Arriver au Brésil. Marcher dans les rues de Belem. Les odeurs. Tout d’abord, les odeurs qui me viennent. Frappantes. Nouvelles mais connues. Presque rassurantes. Un mélange de soleil , ou plutôt d’asphalte chauffé, de viandes qui grillent, de poussière et de déchets, plein de petites maisons pas vraiment finies, des trottoirs approximatifs, ça me rappelle Madagascar, l’Asie, l’Inde. Odeur des pays chauds et peu développés où la vie est dans la rue. Un parfum de liberté. Liberté pour les uns; cages pour les autres. De ces endroits la où beaucoup ont peu mais où la vie grouille.

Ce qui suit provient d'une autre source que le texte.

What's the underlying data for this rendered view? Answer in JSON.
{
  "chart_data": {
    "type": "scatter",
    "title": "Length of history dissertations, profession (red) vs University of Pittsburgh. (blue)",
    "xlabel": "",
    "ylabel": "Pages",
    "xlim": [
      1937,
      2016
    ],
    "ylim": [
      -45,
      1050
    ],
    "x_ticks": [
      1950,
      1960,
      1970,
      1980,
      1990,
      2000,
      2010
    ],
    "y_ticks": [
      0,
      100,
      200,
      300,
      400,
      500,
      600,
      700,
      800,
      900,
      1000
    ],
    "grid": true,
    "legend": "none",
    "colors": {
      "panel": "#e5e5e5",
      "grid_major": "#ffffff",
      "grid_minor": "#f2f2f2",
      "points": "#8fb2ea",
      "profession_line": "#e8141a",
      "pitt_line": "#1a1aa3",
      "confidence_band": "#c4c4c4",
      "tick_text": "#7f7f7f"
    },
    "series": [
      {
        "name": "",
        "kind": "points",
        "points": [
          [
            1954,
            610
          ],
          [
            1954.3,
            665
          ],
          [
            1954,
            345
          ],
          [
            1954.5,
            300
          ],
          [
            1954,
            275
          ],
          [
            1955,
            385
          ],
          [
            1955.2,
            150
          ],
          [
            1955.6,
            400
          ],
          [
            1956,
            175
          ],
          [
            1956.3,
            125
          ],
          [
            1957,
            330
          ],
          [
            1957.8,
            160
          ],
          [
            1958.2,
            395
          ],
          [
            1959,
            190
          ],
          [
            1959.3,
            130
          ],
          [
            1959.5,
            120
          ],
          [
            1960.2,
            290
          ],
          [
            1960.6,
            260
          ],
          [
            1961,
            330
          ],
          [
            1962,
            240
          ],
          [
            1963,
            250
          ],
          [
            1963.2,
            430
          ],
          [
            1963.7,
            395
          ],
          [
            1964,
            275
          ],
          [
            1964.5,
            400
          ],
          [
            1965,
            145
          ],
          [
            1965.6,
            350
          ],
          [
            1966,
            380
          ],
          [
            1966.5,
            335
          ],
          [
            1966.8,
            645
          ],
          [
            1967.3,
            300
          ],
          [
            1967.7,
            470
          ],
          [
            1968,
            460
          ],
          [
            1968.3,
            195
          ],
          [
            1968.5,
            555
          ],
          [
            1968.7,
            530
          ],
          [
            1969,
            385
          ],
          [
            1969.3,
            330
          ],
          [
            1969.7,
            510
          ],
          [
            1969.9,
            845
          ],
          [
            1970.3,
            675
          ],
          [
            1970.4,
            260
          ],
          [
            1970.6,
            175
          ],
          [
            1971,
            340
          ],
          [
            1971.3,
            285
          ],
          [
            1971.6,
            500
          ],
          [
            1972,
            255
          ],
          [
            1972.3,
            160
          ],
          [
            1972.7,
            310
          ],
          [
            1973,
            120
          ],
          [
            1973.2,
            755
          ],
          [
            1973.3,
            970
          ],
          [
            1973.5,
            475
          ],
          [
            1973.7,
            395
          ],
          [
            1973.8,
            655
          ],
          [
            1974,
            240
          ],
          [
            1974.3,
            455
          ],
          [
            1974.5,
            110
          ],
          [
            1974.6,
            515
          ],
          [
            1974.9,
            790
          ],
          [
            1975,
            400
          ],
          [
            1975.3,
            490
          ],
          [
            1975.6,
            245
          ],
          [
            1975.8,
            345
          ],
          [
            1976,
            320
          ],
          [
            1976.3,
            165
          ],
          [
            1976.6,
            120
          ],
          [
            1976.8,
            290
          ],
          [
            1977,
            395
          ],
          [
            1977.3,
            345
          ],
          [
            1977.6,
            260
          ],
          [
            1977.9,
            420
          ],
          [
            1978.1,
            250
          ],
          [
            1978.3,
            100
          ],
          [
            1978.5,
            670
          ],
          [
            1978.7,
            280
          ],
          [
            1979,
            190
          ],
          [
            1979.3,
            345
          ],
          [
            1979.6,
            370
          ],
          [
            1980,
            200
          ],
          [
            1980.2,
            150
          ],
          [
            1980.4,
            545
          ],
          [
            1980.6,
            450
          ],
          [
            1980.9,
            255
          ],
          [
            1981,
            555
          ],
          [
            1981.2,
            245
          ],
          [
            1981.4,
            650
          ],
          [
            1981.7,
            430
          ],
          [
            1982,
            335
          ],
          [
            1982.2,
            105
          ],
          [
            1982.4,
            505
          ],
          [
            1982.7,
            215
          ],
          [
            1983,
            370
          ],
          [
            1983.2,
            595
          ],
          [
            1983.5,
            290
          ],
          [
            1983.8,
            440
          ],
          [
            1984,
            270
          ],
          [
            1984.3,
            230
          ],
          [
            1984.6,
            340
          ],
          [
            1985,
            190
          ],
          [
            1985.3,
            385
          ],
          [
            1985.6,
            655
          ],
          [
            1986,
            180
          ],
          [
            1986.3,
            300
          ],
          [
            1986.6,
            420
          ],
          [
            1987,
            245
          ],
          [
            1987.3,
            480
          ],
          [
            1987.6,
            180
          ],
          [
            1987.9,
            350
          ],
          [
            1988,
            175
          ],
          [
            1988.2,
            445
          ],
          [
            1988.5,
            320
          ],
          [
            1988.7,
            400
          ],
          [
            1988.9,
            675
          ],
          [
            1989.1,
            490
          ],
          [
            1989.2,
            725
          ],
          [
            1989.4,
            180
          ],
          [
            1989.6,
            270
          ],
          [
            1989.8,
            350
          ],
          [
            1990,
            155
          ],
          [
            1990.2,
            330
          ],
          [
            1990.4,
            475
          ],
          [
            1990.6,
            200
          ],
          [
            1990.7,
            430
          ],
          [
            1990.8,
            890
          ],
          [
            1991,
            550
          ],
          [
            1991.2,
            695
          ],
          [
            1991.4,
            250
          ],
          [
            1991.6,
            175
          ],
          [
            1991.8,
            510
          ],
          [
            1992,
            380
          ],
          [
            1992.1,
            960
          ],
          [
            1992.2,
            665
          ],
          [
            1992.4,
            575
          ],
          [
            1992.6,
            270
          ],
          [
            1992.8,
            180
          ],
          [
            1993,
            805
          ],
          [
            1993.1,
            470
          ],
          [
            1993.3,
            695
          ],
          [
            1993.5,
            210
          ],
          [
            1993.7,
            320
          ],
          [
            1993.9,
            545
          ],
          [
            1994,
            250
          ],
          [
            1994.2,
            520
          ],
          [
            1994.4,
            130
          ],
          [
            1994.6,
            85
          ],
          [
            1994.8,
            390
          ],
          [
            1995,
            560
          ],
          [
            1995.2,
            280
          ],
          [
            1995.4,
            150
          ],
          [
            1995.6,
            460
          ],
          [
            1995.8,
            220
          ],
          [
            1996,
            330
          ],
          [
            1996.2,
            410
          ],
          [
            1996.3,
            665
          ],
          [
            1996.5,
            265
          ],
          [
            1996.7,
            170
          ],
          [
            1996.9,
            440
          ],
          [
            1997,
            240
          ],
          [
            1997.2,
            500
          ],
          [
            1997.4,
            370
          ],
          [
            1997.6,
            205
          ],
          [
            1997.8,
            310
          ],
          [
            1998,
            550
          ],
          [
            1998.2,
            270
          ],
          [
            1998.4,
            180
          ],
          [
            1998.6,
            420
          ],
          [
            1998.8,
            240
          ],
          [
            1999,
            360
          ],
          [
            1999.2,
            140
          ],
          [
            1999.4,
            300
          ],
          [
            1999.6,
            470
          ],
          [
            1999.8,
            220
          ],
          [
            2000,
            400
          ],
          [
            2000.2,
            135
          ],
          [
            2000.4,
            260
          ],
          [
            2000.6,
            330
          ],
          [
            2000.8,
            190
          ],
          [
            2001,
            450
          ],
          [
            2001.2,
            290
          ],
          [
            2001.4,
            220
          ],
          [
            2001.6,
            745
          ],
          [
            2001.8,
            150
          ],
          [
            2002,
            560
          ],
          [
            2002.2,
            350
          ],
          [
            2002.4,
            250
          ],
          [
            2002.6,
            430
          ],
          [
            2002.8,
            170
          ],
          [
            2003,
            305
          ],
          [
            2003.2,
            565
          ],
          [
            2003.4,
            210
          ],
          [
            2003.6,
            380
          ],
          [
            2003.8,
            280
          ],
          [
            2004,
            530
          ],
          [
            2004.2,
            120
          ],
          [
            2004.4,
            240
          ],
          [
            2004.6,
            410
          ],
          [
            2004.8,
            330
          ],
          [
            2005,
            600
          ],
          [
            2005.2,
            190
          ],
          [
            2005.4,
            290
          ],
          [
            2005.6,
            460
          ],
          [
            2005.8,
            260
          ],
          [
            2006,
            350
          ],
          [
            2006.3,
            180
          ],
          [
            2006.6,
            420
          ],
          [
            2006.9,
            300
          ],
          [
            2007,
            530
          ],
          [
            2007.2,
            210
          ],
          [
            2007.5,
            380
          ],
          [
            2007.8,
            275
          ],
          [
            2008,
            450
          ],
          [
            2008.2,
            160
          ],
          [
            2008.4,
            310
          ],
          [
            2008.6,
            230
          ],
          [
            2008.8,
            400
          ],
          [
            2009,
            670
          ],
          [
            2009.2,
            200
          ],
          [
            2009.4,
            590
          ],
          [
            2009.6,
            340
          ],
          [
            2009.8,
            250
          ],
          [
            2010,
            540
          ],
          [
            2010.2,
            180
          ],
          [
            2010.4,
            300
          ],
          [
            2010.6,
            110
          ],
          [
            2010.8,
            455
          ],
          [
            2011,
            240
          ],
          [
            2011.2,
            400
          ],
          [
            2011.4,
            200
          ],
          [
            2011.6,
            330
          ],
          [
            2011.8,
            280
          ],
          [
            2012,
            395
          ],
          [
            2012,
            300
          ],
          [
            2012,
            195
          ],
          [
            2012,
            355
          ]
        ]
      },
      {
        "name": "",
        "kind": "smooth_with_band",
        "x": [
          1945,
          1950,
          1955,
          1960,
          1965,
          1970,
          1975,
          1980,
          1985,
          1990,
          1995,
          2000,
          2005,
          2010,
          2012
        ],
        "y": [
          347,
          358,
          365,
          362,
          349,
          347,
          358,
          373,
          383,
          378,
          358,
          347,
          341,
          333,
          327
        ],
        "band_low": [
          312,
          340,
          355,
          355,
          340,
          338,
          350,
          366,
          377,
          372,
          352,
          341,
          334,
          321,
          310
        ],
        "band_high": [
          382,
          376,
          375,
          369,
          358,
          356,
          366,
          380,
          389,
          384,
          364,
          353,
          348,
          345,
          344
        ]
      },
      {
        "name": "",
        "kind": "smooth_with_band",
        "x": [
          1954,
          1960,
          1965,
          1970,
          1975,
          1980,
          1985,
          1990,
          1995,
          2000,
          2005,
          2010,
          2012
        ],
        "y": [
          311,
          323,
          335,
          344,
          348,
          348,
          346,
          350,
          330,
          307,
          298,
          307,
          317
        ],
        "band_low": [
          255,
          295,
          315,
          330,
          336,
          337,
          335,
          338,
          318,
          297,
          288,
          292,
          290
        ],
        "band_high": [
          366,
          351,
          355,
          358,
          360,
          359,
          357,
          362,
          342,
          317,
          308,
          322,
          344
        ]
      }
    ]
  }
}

Le lendemain, embarquée sur un bateau pour remonter l’amazone, je découvre une grande maison flottante remplie de hamacs, et les hamacs remplis de gens. Des gens qui rentrent chez eux, d’autres qui s’en vont, certains qui ne font que passer. Vieillards comme enfants passeront leurs nuits et une bonne partie de la journée également suspendus dans ces cocons. Nous sommes entassés les un contre les autres mais la proximité n’est pas gênante, chacun à sa bulle. Les moteurs vrombissent, les paysages amazoniens défilent. Couchers et levers de soleil délicieux. En mode économie d’énergie, dormir, lire, s’exercer un peu sur le pont quand la chaleur le permet, admirer la vue, à perte, la vue, plaisirs des pays plats que de voir au loin de tous côtés, manger à peine. Et les étoiles, la nuit, innombrables. Les mêmes qu’à la maison pourtant. Orion et Sirius n’ont rien perdu de leurs alignements.

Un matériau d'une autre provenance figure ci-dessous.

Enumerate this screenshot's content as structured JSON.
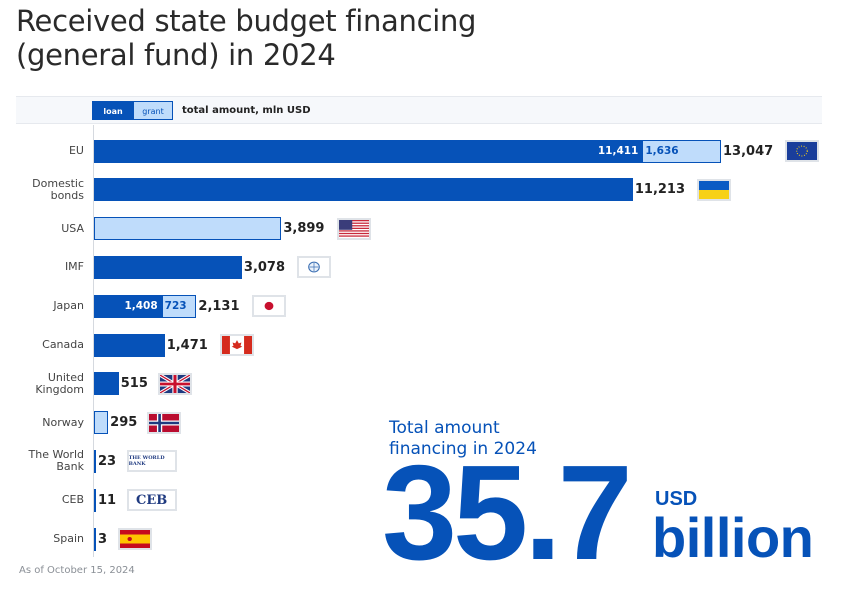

Arriver à Alter do Chao, camper dans le jardin d’une famille brésilienne qui fait office d’auberge. Journées au rythme de nos envies, plage, slackline, hangars à éléphants abandonné et bien sûr sans éléphants, un tour guidé dans la forêt amazonienne. Un paresseux, ça ne bouge pas beaucoup. Même si carrément vigousse comparé à un koala. Footings sur la plage, des dauphins qui font de tranquilles apparitions au coucher du soleil, des poissons qui sautent hors de l’eau comme des acrobates maladroits, un peu d’acroyoga, et beaucoup, beaucoup de jus de fruits. Telle a été notre vie à Alter do Chao pendant plus de deux semaines. Découverte et abus du jus d’Acaï, presque glacé et mixé avec de la mange, ou de la pastèque ou de la coco fraîche. Des tapiocas aux crudités, de la goyabada. Rencontrer des musiciens et jongleurs au soir sur la place du village. Des messages sur les murs. Jouer avec un chat aux yeux bleus. E foffinho. Tudo bem.
Just arrived in Brazil, walking in Belem streets, my first impression was about smells. Smells. Strong. New but known at the same time. Kind of familiar. Like a sun smell, a mix of smells of warm asphalt, grilled meat, dust and waste. There are heaps of tiny and unfinished houses, street dogs. All of that remind me a mix of my souvenir of Madagascar, Asia, India. Smell of warm and few developed countries, where life is in the streets. A smell of freedom. Freedom for some; cages for others. Those kind of places where people have few but where life is everywhere.
The next day I am on a boat to go up the Amazon river, a huge flotting house full of hammocks, and hammocks full of people. Some people who come back home, some who are leaving, and other who are just on the way. Old persons as well as children or even babies will spend a couple of nights and a big part of their day suspended in those cocoons. Loud engines sounds on an Amazonian landscape. Delicious sunrises and sunset. On a lazy and mellow wave, days are made to sleep, read, write, exercice a little bit on the roof when then sun is not to strong, enjoy the view, a view that you can enjoy on 360 degrees – pleasure of flat countries. And the stars at night, far away from cities and villages. Countless. In a way, still the same that at home. Sirius and Orion didn’t lost any of their alignment.
Then my companions and me arrived at Alter do Chao, and found a Brazilian family that offer their garden as a camping. Days are made of bathes in the amazon river, withe sand beaches, acroyoga and slackline, an abandoned elephant house without elephant, walk in the Amazonian forest with a guide. A sloth doesn’t move a lot; even if he was really active compared to the koala I’ve seen in Australia. Joggings on the beach at the sunset, dolphins dancing elegantly in the water, fishes jumping out of it like clumsy acrobats, and most of all, a lot, a lot of fruit juices. Discovery and even abuse of Acaï juice, mixed with mango or watermelon or coconut. Delicious tapioca with vegetables, and goyabada paste. We meet some musician and juggler in the village streets. Read some messages on the walls. Play with a blue eyed cat. E foffinho. Tudo Bem.